Richard Fontana

Richard Fontana at

Regarding grocery store aisles, I assume you're talking about the ones that are in the supermarket genre (as opposed to what I tend to call a "deli"). Narrow-aisle grocery store aisles I associate with Manhattan, though perhaps you encountered them elsewhere. I recall finding them annoying. It's been a long time since I was in a supermarket in Brooklyn or Queens but the ones I remember from living there (i.e. till I was approximately 15 in Brooklyn, 24 in Queens) were more like their spacious suburban siblings, though no doubt smaller. I am not even sure supermarket-genre grocery stores were common in Manhattan before the 1990s (Manhattan underwent a kind of suburban transformation corresponding approximately to the Giuliani administration).

I experienced this in downtown brooklyn a lot

Bradley M. Kuhn at 2015-03-11T00:25:01Z

Yeah, there's really no room in Downtown Brooklyn for the sort of supermarket-genre grocery stores that I remember from (central & southern) Brooklyn (Kings County) and Queens.
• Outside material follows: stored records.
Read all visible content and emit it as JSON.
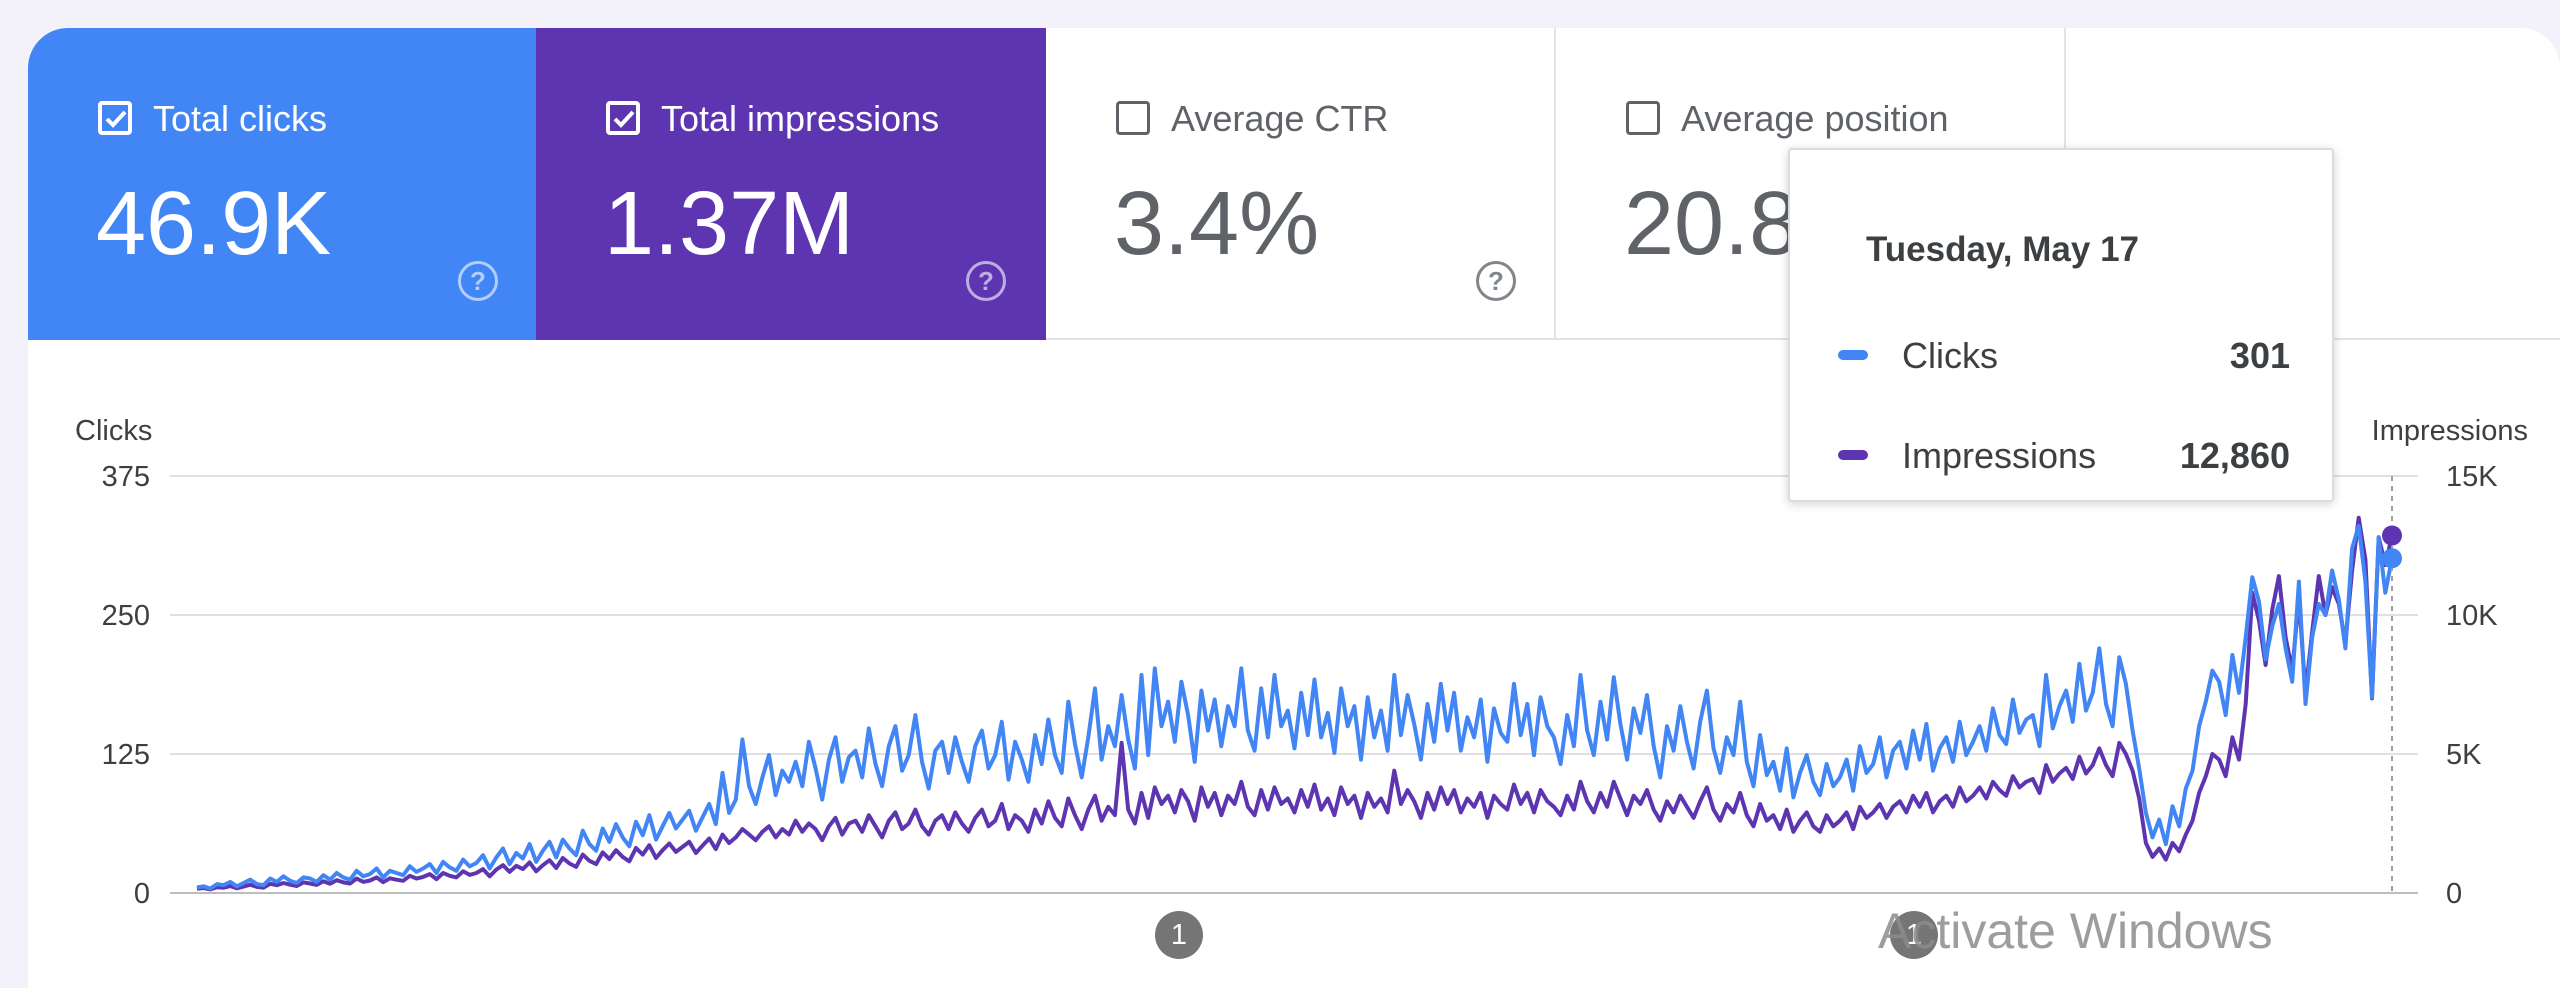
{
  "cards": [
    {
      "label": "Total clicks",
      "value": "46.9K",
      "checked": true,
      "help": "?"
    },
    {
      "label": "Total impressions",
      "value": "1.37M",
      "checked": true,
      "help": "?"
    },
    {
      "label": "Average CTR",
      "value": "3.4%",
      "checked": false,
      "help": "?"
    },
    {
      "label": "Average position",
      "value": "20.8",
      "checked": false,
      "help": "?"
    }
  ],
  "colors": {
    "clicks": "#4285f4",
    "impressions": "#5e35b1",
    "grid": "#e0e0e0",
    "annotation": "#757575"
  },
  "tooltip": {
    "date": "Tuesday, May 17",
    "rows": [
      {
        "name": "Clicks",
        "value": "301"
      },
      {
        "name": "Impressions",
        "value": "12,860"
      }
    ]
  },
  "annotations": [
    "1",
    "1"
  ],
  "watermark": "Activate Windows",
  "chart_data": {
    "type": "line",
    "left_axis_title": "Clicks",
    "right_axis_title": "Impressions",
    "left_ticks": [
      "375",
      "250",
      "125",
      "0"
    ],
    "right_ticks": [
      "15K",
      "10K",
      "5K",
      "0"
    ],
    "y_left_range": [
      0,
      375
    ],
    "y_right_range": [
      0,
      15000
    ],
    "grid": true,
    "series": [
      {
        "name": "Clicks",
        "values": [
          5,
          6,
          4,
          8,
          7,
          10,
          6,
          9,
          12,
          8,
          7,
          13,
          10,
          15,
          11,
          9,
          14,
          13,
          10,
          16,
          12,
          18,
          14,
          12,
          20,
          15,
          17,
          22,
          14,
          20,
          18,
          16,
          24,
          19,
          22,
          26,
          18,
          28,
          23,
          20,
          30,
          24,
          27,
          34,
          22,
          32,
          40,
          26,
          36,
          31,
          44,
          28,
          38,
          46,
          32,
          48,
          40,
          34,
          56,
          44,
          38,
          58,
          46,
          62,
          50,
          42,
          64,
          52,
          70,
          48,
          60,
          72,
          58,
          66,
          74,
          56,
          68,
          80,
          62,
          108,
          72,
          84,
          138,
          96,
          80,
          104,
          124,
          88,
          110,
          100,
          118,
          96,
          136,
          112,
          84,
          120,
          140,
          100,
          122,
          128,
          104,
          148,
          116,
          96,
          132,
          150,
          110,
          124,
          160,
          118,
          94,
          128,
          136,
          108,
          140,
          118,
          100,
          132,
          146,
          112,
          124,
          154,
          102,
          136,
          120,
          100,
          142,
          116,
          156,
          124,
          108,
          172,
          134,
          104,
          140,
          184,
          120,
          150,
          132,
          178,
          138,
          112,
          196,
          124,
          202,
          150,
          172,
          136,
          190,
          160,
          118,
          182,
          146,
          174,
          132,
          168,
          150,
          202,
          146,
          128,
          184,
          140,
          196,
          150,
          164,
          130,
          180,
          142,
          192,
          140,
          162,
          126,
          184,
          150,
          168,
          120,
          176,
          140,
          164,
          128,
          196,
          142,
          178,
          152,
          120,
          170,
          136,
          188,
          146,
          180,
          128,
          158,
          140,
          174,
          118,
          166,
          144,
          136,
          188,
          142,
          170,
          124,
          176,
          150,
          140,
          116,
          160,
          132,
          196,
          146,
          124,
          172,
          138,
          194,
          152,
          120,
          166,
          144,
          178,
          132,
          104,
          150,
          128,
          168,
          136,
          112,
          154,
          182,
          130,
          108,
          140,
          124,
          172,
          118,
          96,
          142,
          106,
          118,
          92,
          130,
          86,
          108,
          124,
          100,
          88,
          116,
          96,
          104,
          120,
          92,
          132,
          108,
          116,
          140,
          104,
          128,
          136,
          112,
          146,
          120,
          152,
          110,
          130,
          140,
          118,
          154,
          124,
          136,
          150,
          128,
          166,
          142,
          134,
          174,
          144,
          156,
          160,
          132,
          196,
          148,
          168,
          182,
          154,
          206,
          164,
          180,
          220,
          170,
          150,
          212,
          188,
          146,
          112,
          72,
          50,
          66,
          44,
          78,
          60,
          94,
          110,
          150,
          172,
          200,
          190,
          160,
          214,
          180,
          230,
          284,
          262,
          210,
          240,
          260,
          220,
          190,
          280,
          170,
          230,
          260,
          250,
          290,
          264,
          220,
          310,
          330,
          280,
          176,
          320,
          270,
          301
        ]
      },
      {
        "name": "Impressions",
        "values": [
          150,
          180,
          130,
          210,
          190,
          250,
          170,
          230,
          300,
          220,
          190,
          330,
          280,
          360,
          300,
          250,
          380,
          340,
          290,
          420,
          330,
          460,
          380,
          340,
          520,
          400,
          450,
          560,
          390,
          530,
          480,
          440,
          620,
          520,
          580,
          680,
          500,
          720,
          620,
          560,
          780,
          650,
          720,
          860,
          600,
          840,
          1000,
          760,
          980,
          860,
          1100,
          780,
          1000,
          1180,
          900,
          1260,
          1060,
          940,
          1380,
          1160,
          1040,
          1460,
          1220,
          1540,
          1300,
          1140,
          1620,
          1380,
          1720,
          1260,
          1540,
          1780,
          1480,
          1660,
          1840,
          1440,
          1700,
          1960,
          1580,
          2100,
          1800,
          2000,
          2300,
          2100,
          1900,
          2200,
          2400,
          2000,
          2300,
          2100,
          2600,
          2200,
          2500,
          2300,
          1900,
          2400,
          2700,
          2100,
          2500,
          2600,
          2200,
          2800,
          2400,
          2000,
          2600,
          2900,
          2300,
          2500,
          3000,
          2400,
          2100,
          2600,
          2800,
          2300,
          2900,
          2500,
          2200,
          2700,
          3000,
          2400,
          2600,
          3200,
          2300,
          2800,
          2600,
          2200,
          3000,
          2500,
          3300,
          2700,
          2400,
          3400,
          2800,
          2300,
          3000,
          3500,
          2600,
          3100,
          2800,
          5400,
          3000,
          2500,
          3600,
          2700,
          3800,
          3200,
          3500,
          2900,
          3700,
          3300,
          2600,
          3800,
          3100,
          3600,
          2800,
          3500,
          3200,
          4000,
          3100,
          2800,
          3700,
          3000,
          3800,
          3200,
          3400,
          2900,
          3700,
          3100,
          3900,
          3000,
          3400,
          2800,
          3800,
          3200,
          3500,
          2700,
          3600,
          3100,
          3400,
          2900,
          4400,
          3200,
          3700,
          3300,
          2700,
          3600,
          3000,
          3800,
          3200,
          3700,
          2900,
          3400,
          3100,
          3600,
          2700,
          3500,
          3200,
          3000,
          3900,
          3200,
          3600,
          2900,
          3700,
          3300,
          3100,
          2800,
          3500,
          3000,
          4000,
          3300,
          2900,
          3600,
          3100,
          4000,
          3400,
          2800,
          3500,
          3200,
          3700,
          3000,
          2600,
          3300,
          2900,
          3500,
          3100,
          2700,
          3300,
          3800,
          3000,
          2600,
          3200,
          2900,
          3600,
          2800,
          2400,
          3200,
          2600,
          2800,
          2300,
          3000,
          2200,
          2600,
          2900,
          2400,
          2200,
          2800,
          2400,
          2600,
          2900,
          2300,
          3100,
          2700,
          2900,
          3200,
          2700,
          3100,
          3300,
          2900,
          3500,
          3100,
          3600,
          2900,
          3300,
          3500,
          3100,
          3800,
          3300,
          3500,
          3800,
          3400,
          4000,
          3700,
          3500,
          4200,
          3800,
          4000,
          4100,
          3600,
          4600,
          4000,
          4300,
          4500,
          4100,
          4900,
          4300,
          4600,
          5200,
          4600,
          4200,
          5400,
          5000,
          4400,
          3400,
          1800,
          1300,
          1600,
          1200,
          1800,
          1500,
          2100,
          2600,
          3600,
          4200,
          5000,
          4800,
          4200,
          5600,
          4800,
          6800,
          10800,
          9800,
          8200,
          10200,
          11400,
          9200,
          8000,
          10600,
          7200,
          9400,
          11400,
          10000,
          11000,
          10400,
          9000,
          11600,
          13500,
          12000,
          7000,
          12800,
          11800,
          12860
        ]
      }
    ]
  }
}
I said in my earlier comment that I wasn't sure if there were such grocery stores in Manhattan at all before the 1990s, but I'm pretty sure at least D'agostino's was well-established by the 1980s if not earlier.

Some ancient supermarket chains I remember from my childhood in Brooklyn were Met Food (IIRC), A&P, Key Food, and Bohack's, in addition to the more successful Waldbaum's. In Queens I remember Grand Union (now dead) as well as Waldbaum's.